I have not yet had any issues with setting this config, but there are very likely better ways to do this. I need to do more research here, but it’s working for now.
Local Environment
Now, back on your local environment you can run git remote add origin
and finally git push -u origin master
.
Deployments
If you’ve followed up to this point, you should able to utilize your hosting environment as a git repo. However, this is likely not exactly what you wanted – you probably also want your master branch to deploy the code you push to it, so it gets pushed live when you commit. There’s one more step to get this working. Back on your hosting environment, in your root git repo, you’ll want to create a file .git/hooks/post-receive. In that file, you can paste the following code:
#!/bin/sh
# Save this in: PATH_TO_REPO/.git/hooks/post-receive
GIT_WORK_TREE=../ git checkout -f
Finally run the following to make it executable:
chmod +x .git/hooks/post-receive
What this will do is deploy code you push to you branch automatically. If I were able to install Node.js I would take this a step further and keep compiled files like CSS and JavaScript out of my version control and use a Grunt script to compile those when deployed. Currently that is not possible on my shared hosting.
This is great, but I keep getting 500 errors “..is writeable by group” . because the files are given a 664 instead of 644 permission level.

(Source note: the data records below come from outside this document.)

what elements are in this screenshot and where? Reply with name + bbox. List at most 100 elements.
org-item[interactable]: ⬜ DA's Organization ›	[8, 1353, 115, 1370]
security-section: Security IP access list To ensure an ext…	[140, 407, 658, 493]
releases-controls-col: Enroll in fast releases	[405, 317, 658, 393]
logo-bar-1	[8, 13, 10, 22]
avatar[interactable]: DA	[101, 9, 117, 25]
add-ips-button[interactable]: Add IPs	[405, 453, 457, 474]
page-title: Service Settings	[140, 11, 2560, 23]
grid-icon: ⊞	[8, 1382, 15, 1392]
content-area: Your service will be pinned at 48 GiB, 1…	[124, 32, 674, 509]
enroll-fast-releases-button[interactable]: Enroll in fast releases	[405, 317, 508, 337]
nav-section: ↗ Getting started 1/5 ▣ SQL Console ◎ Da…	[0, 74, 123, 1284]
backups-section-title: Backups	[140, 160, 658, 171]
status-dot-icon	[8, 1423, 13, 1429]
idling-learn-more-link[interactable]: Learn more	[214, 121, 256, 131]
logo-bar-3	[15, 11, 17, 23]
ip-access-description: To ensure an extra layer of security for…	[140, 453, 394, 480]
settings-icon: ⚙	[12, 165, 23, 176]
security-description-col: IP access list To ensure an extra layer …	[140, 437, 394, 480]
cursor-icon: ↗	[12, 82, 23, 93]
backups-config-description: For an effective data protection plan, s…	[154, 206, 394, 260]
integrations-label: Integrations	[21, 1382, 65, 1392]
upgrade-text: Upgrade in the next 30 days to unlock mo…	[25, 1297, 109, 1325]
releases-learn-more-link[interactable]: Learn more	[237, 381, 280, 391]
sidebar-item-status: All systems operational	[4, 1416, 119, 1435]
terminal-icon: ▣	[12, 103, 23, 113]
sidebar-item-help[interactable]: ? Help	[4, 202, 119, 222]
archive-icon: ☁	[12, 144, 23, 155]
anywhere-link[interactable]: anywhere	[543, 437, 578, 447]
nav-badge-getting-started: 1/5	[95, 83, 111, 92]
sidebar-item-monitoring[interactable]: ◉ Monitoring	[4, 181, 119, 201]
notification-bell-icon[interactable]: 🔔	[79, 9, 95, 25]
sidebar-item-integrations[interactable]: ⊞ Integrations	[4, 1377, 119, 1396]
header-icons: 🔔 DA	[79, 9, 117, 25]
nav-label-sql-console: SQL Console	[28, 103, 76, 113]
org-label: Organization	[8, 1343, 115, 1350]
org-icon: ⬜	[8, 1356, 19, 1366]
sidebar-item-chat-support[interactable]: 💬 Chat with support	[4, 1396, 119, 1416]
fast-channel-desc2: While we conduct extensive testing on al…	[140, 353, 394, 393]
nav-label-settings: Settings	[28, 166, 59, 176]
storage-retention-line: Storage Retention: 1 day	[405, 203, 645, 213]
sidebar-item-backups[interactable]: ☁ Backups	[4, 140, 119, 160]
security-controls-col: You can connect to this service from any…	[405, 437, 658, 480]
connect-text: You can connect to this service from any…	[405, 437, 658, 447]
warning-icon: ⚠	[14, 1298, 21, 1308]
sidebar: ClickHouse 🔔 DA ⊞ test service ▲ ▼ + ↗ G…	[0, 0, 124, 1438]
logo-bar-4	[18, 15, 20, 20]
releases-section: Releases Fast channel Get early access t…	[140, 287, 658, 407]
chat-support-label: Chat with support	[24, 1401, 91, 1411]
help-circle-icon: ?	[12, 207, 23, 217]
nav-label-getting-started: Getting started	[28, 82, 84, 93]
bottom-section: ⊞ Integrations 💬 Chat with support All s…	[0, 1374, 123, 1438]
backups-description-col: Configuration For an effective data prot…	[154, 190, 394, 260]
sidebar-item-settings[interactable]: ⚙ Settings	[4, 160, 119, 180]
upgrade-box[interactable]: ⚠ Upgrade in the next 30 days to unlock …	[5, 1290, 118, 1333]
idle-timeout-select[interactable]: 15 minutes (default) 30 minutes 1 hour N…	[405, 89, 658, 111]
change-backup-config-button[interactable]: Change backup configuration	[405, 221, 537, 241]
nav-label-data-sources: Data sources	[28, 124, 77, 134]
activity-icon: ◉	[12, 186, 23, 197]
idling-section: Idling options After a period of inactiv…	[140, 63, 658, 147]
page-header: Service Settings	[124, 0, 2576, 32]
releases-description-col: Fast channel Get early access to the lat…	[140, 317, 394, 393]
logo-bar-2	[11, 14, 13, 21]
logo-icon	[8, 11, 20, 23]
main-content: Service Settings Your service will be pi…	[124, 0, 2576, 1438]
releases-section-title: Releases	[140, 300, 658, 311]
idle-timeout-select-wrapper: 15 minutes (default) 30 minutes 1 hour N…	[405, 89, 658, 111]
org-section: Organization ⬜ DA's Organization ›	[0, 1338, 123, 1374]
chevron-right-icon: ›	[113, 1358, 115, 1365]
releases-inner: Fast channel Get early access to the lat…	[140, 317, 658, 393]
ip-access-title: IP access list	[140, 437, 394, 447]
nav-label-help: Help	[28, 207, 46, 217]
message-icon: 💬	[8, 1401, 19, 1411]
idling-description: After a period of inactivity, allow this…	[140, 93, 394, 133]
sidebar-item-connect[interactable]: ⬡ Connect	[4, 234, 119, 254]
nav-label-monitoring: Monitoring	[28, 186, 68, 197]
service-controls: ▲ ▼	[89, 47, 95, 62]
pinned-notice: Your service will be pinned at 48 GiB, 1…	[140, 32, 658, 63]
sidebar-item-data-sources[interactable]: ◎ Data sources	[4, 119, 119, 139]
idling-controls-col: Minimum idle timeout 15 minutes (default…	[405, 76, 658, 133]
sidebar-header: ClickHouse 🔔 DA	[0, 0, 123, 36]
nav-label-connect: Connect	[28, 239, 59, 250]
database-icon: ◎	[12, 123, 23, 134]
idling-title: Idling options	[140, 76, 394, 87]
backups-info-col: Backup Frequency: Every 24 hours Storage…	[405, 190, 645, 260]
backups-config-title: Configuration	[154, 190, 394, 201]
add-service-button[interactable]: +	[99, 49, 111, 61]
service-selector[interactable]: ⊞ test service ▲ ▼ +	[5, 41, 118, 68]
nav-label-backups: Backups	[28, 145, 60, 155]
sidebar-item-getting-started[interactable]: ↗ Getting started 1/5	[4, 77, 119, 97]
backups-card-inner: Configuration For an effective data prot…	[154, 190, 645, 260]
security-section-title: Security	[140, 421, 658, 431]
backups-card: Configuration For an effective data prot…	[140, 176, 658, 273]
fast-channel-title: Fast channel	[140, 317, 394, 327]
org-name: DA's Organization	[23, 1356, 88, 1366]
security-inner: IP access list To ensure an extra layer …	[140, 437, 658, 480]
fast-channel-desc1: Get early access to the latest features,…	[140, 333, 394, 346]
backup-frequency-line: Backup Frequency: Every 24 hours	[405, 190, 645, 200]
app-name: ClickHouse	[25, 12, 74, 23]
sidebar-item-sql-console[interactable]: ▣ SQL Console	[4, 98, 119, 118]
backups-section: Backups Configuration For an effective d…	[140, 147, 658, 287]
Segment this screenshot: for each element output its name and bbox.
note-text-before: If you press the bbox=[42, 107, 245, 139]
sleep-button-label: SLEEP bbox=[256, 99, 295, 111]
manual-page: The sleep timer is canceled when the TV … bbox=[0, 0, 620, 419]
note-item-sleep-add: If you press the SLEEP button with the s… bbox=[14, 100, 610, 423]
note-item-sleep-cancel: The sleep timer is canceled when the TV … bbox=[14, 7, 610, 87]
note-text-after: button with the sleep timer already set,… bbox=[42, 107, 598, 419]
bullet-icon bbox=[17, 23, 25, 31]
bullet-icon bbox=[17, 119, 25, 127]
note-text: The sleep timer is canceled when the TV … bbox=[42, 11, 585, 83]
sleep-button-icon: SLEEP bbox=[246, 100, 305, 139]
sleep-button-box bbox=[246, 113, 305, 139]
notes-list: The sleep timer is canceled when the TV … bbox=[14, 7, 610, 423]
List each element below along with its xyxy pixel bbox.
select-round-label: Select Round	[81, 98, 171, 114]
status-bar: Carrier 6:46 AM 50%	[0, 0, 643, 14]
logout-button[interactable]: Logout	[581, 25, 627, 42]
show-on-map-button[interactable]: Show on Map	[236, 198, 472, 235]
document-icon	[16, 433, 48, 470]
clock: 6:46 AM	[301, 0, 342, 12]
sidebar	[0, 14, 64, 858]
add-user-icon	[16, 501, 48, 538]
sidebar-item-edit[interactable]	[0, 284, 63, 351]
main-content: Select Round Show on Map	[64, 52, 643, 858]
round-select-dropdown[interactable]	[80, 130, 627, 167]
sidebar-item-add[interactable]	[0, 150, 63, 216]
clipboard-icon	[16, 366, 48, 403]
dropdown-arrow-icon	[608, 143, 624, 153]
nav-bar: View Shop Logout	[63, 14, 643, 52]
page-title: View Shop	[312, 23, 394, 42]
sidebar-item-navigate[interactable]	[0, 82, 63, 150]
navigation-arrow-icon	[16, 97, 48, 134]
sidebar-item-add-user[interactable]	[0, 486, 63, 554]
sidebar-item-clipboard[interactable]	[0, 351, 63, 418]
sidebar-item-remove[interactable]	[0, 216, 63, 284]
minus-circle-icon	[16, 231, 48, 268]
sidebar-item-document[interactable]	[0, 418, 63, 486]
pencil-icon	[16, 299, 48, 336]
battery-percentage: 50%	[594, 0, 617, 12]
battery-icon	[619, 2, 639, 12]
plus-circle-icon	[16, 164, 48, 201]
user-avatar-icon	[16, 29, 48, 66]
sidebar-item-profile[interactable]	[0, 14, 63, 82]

My host won’t allow this.
Even if I set the permissions back to what is correct on the remote server, and I see that my local file permissions are 644 -rw-r–r–, as soon as I push via git, the code goes through fine, but the file permissions all end up back at 664 and cause it to crash since the host won’t allow that.
Any idea how to resolve this? I even reinitiated git and force pushed it up and still happens. I can’t stop it from changing that every time and have tried things like `git config core.fileMode false` with no success.
UPDATE: Sorry, turns out this was a server issue on Namecheap. Others encountered it via SFTP as well. Had nothing to do with my git deployment. I had to add umask 022 to the .bashrc file on the server. This fixed it and it deploys fine now.
Jordan, I’m happy to hear it worked out for you! You may be able to request jailed SSH access from your hosting provider, which may be easier to use for this kind of setup, instead of SFTP.